Complete step-by-step solution:
Given that
\[\cos \left( {\alpha + \beta } \right) = \dfrac{3}{5}...\left( 1 \right)\]
\[\sin \left( {\alpha - \beta } \right) = \dfrac{5}{{13}}...\left( 2 \right)\]
Now take squares on both sides in equation (1):
\[
  {\cos ^2}\left( {\alpha + \beta } \right) = {\left( {\dfrac{3}{5}} \right)^2} \\
   = \dfrac{9}{{25}}
 \]
Now take the inverse of both sides of the above equation:
\[
  \dfrac{1}{{{{\cos }^2}\left( {\alpha + \beta } \right)}} = \dfrac{1}{{\dfrac{9}{{25}}}} \\
   = \dfrac{{25}}{9}...\left( 3 \right)
 \]
We know that \[{\sec ^2}x = \dfrac{1}{{{{\cos }^2}x}}\]
Now apply this formula to equation (3):
\[{\sec ^2}\left( {\alpha + \beta } \right) = \dfrac{{25}}{9}...\left( 4 \right)\]
We know that \[{\sec ^2}x = 1 + {\tan ^2}x\]
Now apply this identity to equation (4):
\[
  1 + {\tan ^2}\left( {\alpha + \beta } \right) = \dfrac{{25}}{9} \\
  {\tan ^2}\left( {\alpha + \beta } \right) = \dfrac{{25}}{9} - 1 \\
  {\tan ^2}\left( {\alpha + \beta } \right) = \dfrac{{25 - 9}}{9} \\
   = \dfrac{{16}}{9}
 \]
Further solving,
\[{\tan ^2}\left( {\alpha + \beta } \right) = {\left( {\dfrac{4}{3}} \right)^2}\]
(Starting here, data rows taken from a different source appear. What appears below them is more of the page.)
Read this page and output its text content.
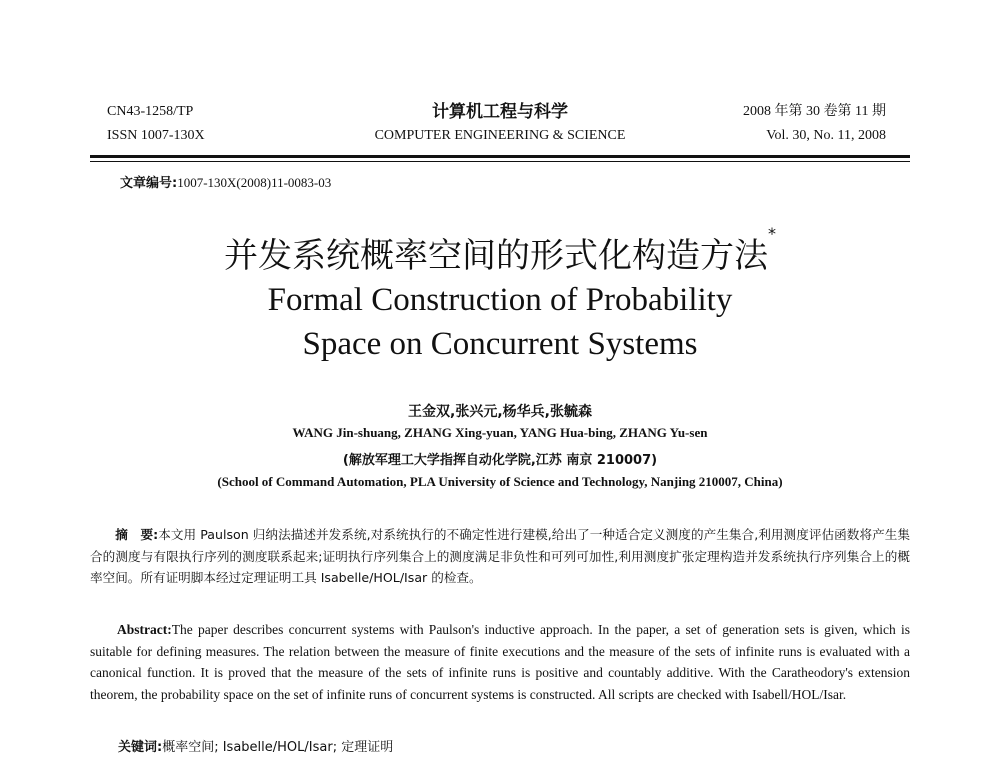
CN43-1258/TP
ISSN 1007-130X
计算机工程与科学
COMPUTER ENGINEERING & SCIENCE
2008 年第 30 卷第 11 期
Vol. 30, No. 11, 2008
文章编号:1007-130X(2008)11-0083-03
并发系统概率空间的形式化构造方法*
Formal Construction of Probability
Space on Concurrent Systems
王金双,张兴元,杨华兵,张毓森
WANG Jin-shuang, ZHANG Xing-yuan, YANG Hua-bing, ZHANG Yu-sen
(解放军理工大学指挥自动化学院,江苏 南京 210007)
(School of Command Automation, PLA University of Science and Technology, Nanjing 210007, China)
摘　要:本文用 Paulson 归纳法描述并发系统,对系统执行的不确定性进行建模,给出了一种适合定义测度的产生集合,利用测度评估函数将产生集合的测度与有限执行序列的测度联系起来;证明执行序列集合上的测度满足非负性和可列可加性,利用测度扩张定理构造并发系统执行序列集合上的概率空间。所有证明脚本经过定理证明工具 Isabelle/HOL/Isar 的检查。
Abstract:The paper describes concurrent systems with Paulson's inductive approach. In the paper, a set of generation sets is given, which is suitable for defining measures. The relation between the measure of finite executions and the measure of the sets of infinite runs is evaluated with a canonical function. It is proved that the measure of the sets of infinite runs is positive and countably additive. With the Caratheodory's extension theorem, the probability space on the set of infinite runs of concurrent systems is constructed. All scripts are checked with Isabell/HOL/Isar.
关键词:概率空间; Isabelle/HOL/Isar; 定理证明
By canceling squares on both sides:
\[\tan \left( {\alpha + \beta } \right) = \pm \dfrac{4}{3}\]
Given that \[\alpha ,\beta \in \left( {0,\dfrac{\pi }{4}} \right)\] that means
\[
  0 \leqslant \alpha \leqslant \dfrac{\pi }{4}...\left( 5 \right) \\
  0 \leqslant \beta \leqslant \dfrac{\pi }{4}...\left( 6 \right)
 \]
Now add equations (5) and (6):
\[
  0 + 0 \leqslant \alpha + \beta \leqslant \dfrac{\pi }{4} + \dfrac{\pi }{4} \\
  0 \leqslant \alpha + \beta \leqslant \dfrac{{\pi + \pi }}{4} \\
  0 \leqslant \alpha + \beta \leqslant \dfrac{{2\pi }}{4} \\
  0 \leqslant \alpha + \beta \leqslant \dfrac{\pi }{2}
 \]
Thus, tan is positive in the first quadrant.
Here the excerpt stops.